中小企業では、この問題はさらに深刻です。経理担当者が1人しかいない、あるいは経営者自身が経理も担当しているというケースは珍しくありません。この状態では、誰もチェックできません。

解決策としては、以下の方法が考えられます。

– 月次で外部の税理士が帳簿を確認する仕組みを作る
– 経理担当者と決裁者の分離を徹底する
– 年に1度は社外の第三者による監査を受ける

3. 不正を「見つけられない」体制になっていないか

多くの中小企業では、「疑う」という文化がありません。特に創業者や長年の社員に対しては、疑うこと自体がタブー視される傾向があります。

しかし、ガバナンスの観点から言えば、誰であっても適切なチェックを受けるべきです。これは信用の問題ではなく、設計の問題です。

5分でできるリスクチェックの3つの鉄則

ニュースで紹介されていた「デューデリジェンスのプロが教える3つの鉄則」は、中小企業の経営者にも応用できます。

鉄則1: 数字の異常値を見つける

決算書や月次の試算表で、以下のポイントを確認してください。

– 売上高が前年同月比で極端に増減していないか
– 売上原価率が急に変わっていないか
– 特定の取引先への売上や仕入が急増していないか

異常値があった場合、必ず理由を確認する習慣をつけましょう。

鉄則2: 取引の流れを追う

1つの取引について、以下の流れを紙に書いてみてください。

「受注→発注→納品→請求→入金」

この流れの中で、誰がどの工程を担当しているか、チェックポイントはどこにあるかを可視化します。1つの工程を同じ人が担当している場合、そこがリスクになります。

鉄則3: 例外処理に注目する

不正の多くは、通常とは異なる処理で発生します。

– 急な支払い依頼
– 通常と異なるルートでの決裁
– 書類の後出し

こうした例外処理が発生した場合、必ず理由を記録し、定期的にレビューする仕組みを作りましょう。

中小企業が今日から始められる具体的アクション

アクション1: 社内ルールの棚卸し

まずは、現在の社内ルールを洗い出してください。ルールがない場合は、最低限以下の3つを整備しましょう。

– 経費精算ルール
– 取引先の選定基準
– 契約書の作成・保管ルール

アクション2: チェック体制の設計

経営者自身が全てのチェックを担うのではなく、以下のような分担を考えてください。

– 日常的なチェック: 管理部門の担当者
– 月次チェック: 経営者
– 四半期チェック: 外部の専門家

アクション3: 報告・相談窓口の設置

社内で不正や問題を発見した場合、どこに報告すればよいかを明確にします。規模が小さい会社であれば、顧問弁護士や税理士を窓口にすることも有効です。

まとめ: ガバナンスは「守り」ではなく「設計」

KDDIのニュースは、大企業であってもガバナンスの綻びは起こり得ることを示しています。重要なのは、問題が起きてから対応するのではなく、事前に設計しておくことです。
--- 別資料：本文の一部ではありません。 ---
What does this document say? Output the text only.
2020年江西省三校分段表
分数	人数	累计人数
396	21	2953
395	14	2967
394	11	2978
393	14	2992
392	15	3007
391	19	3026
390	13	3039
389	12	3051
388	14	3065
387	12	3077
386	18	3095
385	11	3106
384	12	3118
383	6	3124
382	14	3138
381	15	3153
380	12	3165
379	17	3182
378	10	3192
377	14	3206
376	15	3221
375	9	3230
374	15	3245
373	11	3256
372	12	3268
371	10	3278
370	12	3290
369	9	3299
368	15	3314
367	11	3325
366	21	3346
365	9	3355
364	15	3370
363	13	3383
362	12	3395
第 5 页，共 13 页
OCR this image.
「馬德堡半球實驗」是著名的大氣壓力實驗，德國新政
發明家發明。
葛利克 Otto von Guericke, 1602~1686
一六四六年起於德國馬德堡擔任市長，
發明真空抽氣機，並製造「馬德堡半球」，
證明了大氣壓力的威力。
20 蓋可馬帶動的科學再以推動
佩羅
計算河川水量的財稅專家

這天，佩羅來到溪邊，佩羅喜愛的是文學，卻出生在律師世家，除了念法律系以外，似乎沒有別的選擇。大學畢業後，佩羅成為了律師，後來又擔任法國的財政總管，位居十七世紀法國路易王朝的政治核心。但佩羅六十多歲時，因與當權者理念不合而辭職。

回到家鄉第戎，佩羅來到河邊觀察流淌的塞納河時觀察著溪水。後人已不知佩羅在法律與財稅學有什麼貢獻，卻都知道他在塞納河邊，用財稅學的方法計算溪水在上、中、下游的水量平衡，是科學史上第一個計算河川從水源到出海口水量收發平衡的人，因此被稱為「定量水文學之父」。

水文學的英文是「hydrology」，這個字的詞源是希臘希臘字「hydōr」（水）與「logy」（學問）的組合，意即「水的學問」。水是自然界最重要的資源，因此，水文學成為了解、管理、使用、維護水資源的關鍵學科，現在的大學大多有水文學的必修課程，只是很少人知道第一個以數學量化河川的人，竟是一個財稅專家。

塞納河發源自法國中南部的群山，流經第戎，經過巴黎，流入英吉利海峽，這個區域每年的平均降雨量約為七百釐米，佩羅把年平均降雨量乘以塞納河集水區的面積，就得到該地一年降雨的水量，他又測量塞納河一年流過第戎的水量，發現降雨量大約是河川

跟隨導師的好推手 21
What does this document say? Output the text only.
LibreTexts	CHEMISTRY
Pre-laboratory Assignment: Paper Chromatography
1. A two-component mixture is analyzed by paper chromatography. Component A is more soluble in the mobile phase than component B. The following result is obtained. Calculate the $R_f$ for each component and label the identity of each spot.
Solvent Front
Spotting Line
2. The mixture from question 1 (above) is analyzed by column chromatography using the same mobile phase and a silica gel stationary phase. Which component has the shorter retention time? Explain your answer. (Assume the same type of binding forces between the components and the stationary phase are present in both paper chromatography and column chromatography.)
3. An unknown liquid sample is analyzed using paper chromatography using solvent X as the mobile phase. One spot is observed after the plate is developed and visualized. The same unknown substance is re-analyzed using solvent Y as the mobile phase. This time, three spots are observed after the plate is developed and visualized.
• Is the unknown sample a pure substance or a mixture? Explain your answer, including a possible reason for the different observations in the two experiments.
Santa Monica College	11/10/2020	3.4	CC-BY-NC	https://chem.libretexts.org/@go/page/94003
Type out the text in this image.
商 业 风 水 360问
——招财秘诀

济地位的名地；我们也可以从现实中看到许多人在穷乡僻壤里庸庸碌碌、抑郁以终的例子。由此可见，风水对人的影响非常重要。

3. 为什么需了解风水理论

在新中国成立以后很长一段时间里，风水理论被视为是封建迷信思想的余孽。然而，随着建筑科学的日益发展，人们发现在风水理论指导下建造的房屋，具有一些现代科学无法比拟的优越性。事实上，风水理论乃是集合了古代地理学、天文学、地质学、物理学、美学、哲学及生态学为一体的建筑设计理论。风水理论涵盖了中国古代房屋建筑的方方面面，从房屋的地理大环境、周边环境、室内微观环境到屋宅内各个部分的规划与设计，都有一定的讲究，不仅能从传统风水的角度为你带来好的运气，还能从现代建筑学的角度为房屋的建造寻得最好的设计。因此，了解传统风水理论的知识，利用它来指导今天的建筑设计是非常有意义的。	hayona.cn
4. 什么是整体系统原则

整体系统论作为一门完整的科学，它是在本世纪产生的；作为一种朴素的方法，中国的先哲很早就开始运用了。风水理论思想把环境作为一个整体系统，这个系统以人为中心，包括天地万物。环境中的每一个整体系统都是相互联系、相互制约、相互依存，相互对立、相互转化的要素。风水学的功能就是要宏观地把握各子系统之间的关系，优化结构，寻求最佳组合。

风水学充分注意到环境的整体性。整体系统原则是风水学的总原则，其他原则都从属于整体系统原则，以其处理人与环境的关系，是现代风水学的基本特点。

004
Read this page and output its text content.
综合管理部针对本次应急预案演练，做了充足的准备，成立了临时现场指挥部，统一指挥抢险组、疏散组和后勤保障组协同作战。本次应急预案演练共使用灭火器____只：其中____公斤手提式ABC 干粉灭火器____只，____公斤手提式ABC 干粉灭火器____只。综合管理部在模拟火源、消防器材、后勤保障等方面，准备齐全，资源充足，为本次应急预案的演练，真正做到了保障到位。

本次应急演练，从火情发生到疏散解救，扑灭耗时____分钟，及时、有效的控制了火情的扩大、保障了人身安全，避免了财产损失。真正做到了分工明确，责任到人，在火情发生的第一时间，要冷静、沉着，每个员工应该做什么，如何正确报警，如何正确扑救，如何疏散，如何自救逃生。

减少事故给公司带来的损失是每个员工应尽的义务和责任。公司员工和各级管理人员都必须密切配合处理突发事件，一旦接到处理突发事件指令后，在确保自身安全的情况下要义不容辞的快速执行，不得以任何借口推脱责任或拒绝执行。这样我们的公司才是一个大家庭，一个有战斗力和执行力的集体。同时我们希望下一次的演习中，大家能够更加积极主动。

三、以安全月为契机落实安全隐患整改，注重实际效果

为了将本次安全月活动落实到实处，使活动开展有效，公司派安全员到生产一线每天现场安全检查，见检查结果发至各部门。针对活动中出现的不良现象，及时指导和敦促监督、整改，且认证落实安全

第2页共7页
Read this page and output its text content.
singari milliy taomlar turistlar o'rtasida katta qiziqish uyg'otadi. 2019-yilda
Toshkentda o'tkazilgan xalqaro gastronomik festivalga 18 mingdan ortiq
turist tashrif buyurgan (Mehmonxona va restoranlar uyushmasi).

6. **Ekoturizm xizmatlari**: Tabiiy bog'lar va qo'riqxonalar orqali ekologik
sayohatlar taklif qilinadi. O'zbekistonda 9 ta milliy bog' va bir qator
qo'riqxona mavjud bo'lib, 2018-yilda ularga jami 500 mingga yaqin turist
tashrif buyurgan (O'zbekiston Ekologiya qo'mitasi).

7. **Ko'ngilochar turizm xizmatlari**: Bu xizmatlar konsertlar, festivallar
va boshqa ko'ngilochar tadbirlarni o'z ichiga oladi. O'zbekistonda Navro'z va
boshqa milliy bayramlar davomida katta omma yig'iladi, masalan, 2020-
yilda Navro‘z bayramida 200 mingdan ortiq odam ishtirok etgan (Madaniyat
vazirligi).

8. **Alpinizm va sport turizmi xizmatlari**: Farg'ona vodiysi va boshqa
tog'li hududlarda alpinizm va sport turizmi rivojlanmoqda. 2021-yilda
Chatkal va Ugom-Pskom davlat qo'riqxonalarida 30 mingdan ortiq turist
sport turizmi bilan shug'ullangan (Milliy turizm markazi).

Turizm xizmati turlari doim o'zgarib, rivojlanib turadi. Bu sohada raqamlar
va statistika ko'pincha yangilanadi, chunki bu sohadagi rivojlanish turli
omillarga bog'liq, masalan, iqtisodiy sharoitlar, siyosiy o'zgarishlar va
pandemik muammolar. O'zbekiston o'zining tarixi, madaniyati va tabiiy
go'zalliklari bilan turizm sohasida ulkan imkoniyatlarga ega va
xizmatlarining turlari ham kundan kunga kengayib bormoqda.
中小企業の経営者に求められるのは、以下の3つの視点です。

– 取引の実態を常に確認する習慣
– チェック機能の形骸化を防ぐ仕組み
– 誰であっても適切なチェックを受ける文化

これらは、特別なコストや人員を必要としません。今日からでも始められることばかりです。ぜひ、自社のガバナンス設計を見直すきっかけにしてください。